Gray Owl seemed heavily burdened. "Once long ago."
"Age has rotted my flesh. I could not keep up. I asked them to leave me, whether or not the soldiers found me. Will you help me die?"
They hewed down branches and fashioned a burial platform in one of the strongest cottonwoods. Charles carried the old man up to it, with Magee bracing him below. He could barely stand the stench but he got the grandfather settled with his few possessions and left him with warm sun shining on his old face, which was composed and even showed a drowsy smile.
As they rode out, Gray Owl said, "It was a generous thing to help him to the Hanging Road. It was not the deed of the man they named Cheyenne Charlie. The man who wanted to kill many."
"There's only one I want now," Charles said. "I think our luck's changed. I think we're going to find him."

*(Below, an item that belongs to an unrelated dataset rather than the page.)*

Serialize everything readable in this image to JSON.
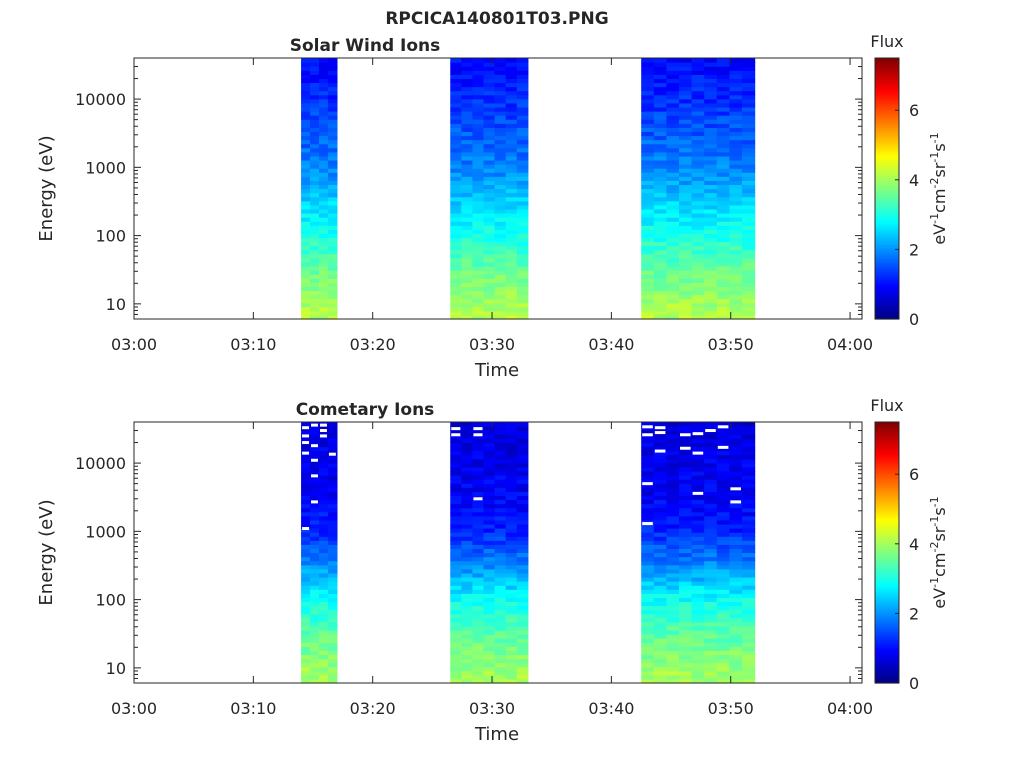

That was his blind hope speaking again. But the sunshine and the springtime buoyed him, and so did the possibility that Red Bear's band of holdouts might have seen a white man. Gray Owl warned Charles and Magee that Red Bear, now a village chief, was formerly a fierce Red Shield Society chief, which no doubt explained why he'd balked at giving up along with the others.
They found the village far up the Sweet Water's right bank. The Cheyennes made no effort to hide themselves. Cooking fires smoked the sky at midday and from a rise, through his spyglass, Charles saw several men with raggy animal pelts on their heads shuffling in a great circle around the edge of the encampment.
The wind brought the trackers the faint thumping of hand drums.
Magee used the spyglass. Uncharacteristically sharp, he said, "What they hell have they got to dance about? Aren't they starving to death?"
"Massaum," Gray Owl said.
"Talk English," Magee said. "That's the name of the ceremony," Charles said. "They put a painted buffalo skull in a trench to represent the day the buffalo came to earth, and the dancers pretend to be deer and elk and wolves and foxes. The ceremony is a plea for food. The old man said they're starving."